¿El Estado fallido?

La tragedia del Levante español ha destapado las últimas caretas que aún ocultaban los rostros culpables. Mientras las autoridades se afanan en la inacción criminal, el pueblo dolorido se empieza a organizar para intentar salvar las vidas que aún queden por salvar, asistir a los supervivientes y recoger los cadáveres que abonan el lodo para una cosecha de indignación. Se escucha la idea de que el Estado ha fallado, de que vivimos en un Estado fallido. Y no es cierto. El Estado actual, aparataje creado desde fuera para dar continuidad al anterior, cumple eficazmente el fin para el que fue creado: masacrar a la población.

Puede que quedasen algunos negándose a admitir que somos ganado para los gobernantes.

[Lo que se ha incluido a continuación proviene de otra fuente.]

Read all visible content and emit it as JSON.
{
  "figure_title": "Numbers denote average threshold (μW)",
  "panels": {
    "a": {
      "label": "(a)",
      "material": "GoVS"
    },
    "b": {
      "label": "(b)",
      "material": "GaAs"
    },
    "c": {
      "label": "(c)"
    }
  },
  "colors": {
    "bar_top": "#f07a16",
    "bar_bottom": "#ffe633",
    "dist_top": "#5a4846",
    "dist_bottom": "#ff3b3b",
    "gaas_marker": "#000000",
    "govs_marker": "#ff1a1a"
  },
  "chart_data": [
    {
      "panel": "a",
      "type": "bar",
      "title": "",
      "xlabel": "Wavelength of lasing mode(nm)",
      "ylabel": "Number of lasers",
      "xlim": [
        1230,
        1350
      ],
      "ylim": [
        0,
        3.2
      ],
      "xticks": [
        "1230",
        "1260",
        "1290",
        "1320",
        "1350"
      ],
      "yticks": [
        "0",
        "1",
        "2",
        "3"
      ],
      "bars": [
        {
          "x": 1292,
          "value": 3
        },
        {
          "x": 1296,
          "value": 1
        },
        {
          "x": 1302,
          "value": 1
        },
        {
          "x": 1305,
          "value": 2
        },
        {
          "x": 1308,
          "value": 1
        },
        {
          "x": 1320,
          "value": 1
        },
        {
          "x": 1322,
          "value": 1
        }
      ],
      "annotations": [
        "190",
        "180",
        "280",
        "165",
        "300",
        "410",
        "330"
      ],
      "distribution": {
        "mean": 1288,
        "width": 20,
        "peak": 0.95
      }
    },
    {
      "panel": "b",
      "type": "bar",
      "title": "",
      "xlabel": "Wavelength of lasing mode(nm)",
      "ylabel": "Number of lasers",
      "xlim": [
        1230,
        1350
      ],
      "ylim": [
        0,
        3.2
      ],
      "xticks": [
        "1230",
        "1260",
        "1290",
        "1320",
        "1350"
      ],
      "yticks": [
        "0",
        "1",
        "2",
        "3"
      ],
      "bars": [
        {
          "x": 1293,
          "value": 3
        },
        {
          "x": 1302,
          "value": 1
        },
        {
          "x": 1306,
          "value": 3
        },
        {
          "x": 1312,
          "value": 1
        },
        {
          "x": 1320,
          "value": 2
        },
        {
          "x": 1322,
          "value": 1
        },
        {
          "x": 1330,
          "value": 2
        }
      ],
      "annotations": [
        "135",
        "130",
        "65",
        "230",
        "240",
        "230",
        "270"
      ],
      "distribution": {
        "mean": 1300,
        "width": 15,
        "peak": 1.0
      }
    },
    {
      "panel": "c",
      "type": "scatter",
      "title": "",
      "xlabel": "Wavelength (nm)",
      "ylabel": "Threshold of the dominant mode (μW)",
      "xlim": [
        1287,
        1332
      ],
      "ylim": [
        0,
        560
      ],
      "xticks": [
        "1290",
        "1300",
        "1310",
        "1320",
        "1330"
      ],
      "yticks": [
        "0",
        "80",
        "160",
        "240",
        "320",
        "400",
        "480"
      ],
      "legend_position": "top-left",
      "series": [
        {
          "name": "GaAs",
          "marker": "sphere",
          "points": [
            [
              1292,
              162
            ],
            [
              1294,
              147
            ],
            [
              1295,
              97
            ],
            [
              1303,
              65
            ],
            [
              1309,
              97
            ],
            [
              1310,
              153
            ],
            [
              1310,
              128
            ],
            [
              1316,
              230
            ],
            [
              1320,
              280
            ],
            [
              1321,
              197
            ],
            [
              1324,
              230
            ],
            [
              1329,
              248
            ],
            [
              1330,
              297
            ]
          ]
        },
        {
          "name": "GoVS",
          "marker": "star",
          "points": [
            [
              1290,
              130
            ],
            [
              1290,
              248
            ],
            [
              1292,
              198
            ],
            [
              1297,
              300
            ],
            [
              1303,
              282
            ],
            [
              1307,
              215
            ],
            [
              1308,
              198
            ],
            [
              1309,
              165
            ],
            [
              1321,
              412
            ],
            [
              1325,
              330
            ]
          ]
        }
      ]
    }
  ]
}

Puede que algunos aún se resistiesen cerrando los ojos ante la evidencia de que los dirigentes no son más que actores puestos ahí por el sistema para obedecer a los altos poderes, mientras a ellos se les otorga patente de corso para robarnos a manos llenas. Puede que todavía existiese un reducto de personas que optaban por el miedo, por la negación de la verdad, que nos alcanzó hace mucho: el sistema es un teatro, un escenario de papeles impostados cuyo único objetivo es el de pastorearnos como a un rebaño.

Cierto que desde el crimen de 2020, continuado vía intravenosa, muchos se percataron y acabaron por quitarse la venda que ese sistema criminal que padecemos ha tejido durante décadas en forma de simulación del artificio izquierda/derecha. No hay izquierda o derecha, un lado u otro. Hay un grupo de criminales al mando, con todos los medios a su disposición, y un entramado de miserables que, a modo de sicarios, cumplen sus órdenes, siempre contra nosotros. Serán sensibles los que falten por reconocer la verdad a las palabras de Julio Anguita, que ya lanzó la acusación de que el sistema está podrido desde arriba hasta abajo, “incluyendo a las más altas instancias”. O a las de Antonio García-Trevijano, quien se percató de inmediato de que el Estado del 78 nacía enfermo en su origen, con la corrupción como factor imprescindible de gobierno. O quizá haya que citar a Pablo Neruda, que “vio correr la sangre por las calles”. Habéis obviado el crimen del 2020. Y los envenenamientos por vena y por aire, negándoos a admitir lo que veis a diario en los cielos. O el crimen de eliminar presas con una excusa supuestamente ecológica, a la espera de que la naturaleza siga su curso y acabe, como ha acabado, golpeando a los de siempre. Esto, en el caso de que no hayan provocado ellos mismos el desastre mediante técnicas de geoingeniería, una práctica que también se empeñan en negar. Siempre mueren los mismos a manos de los mismos.

Pero no podrán negar, ni unos ni otros, da igual los colores del partido político que les esté proporcionando el pesebre, que sus sillones, sus escaños, se asientan sobre un mar de muertos, los que aguardan sepultados en el lodo como una semilla de denuncia. El crimen de Valencia, por acción o por omisión, de nuevo Anguita, es el Prestige que muy probablemente acabará con esto. No con el Gobierno de turno, a la espera de unos sustitutos igual de obedientes y pérfidos, sino con el sistema, con el 78 o más allá. ¿Estamos solos? Es lo que quieren hacernos creer. Pero también en esa expresión existe una mentira inoculada desde arriba: somos millones, y ellos, tan sólo unos cuantos. Ellos viven de nosotros, y nosotros, a pesar de ellos. No fuimos pocos: fuimos los primeros. Y ahora, que nos llamen otra vez a la urna, a la fiesta de la democracia. En esa fiesta, nosotros somos el festín. Y la sangre, nuestra sangre, mancha sus trajes de gala. Disfruten lo votado, dicen algunos, como si alguien contase los votos. Un sistema criminal, ladrón y asesino, se derrumba. Procuremos no estar debajo. Hay que empezar la reconstrucción, la creación de un mundo sin ellos. Es mucha la mies.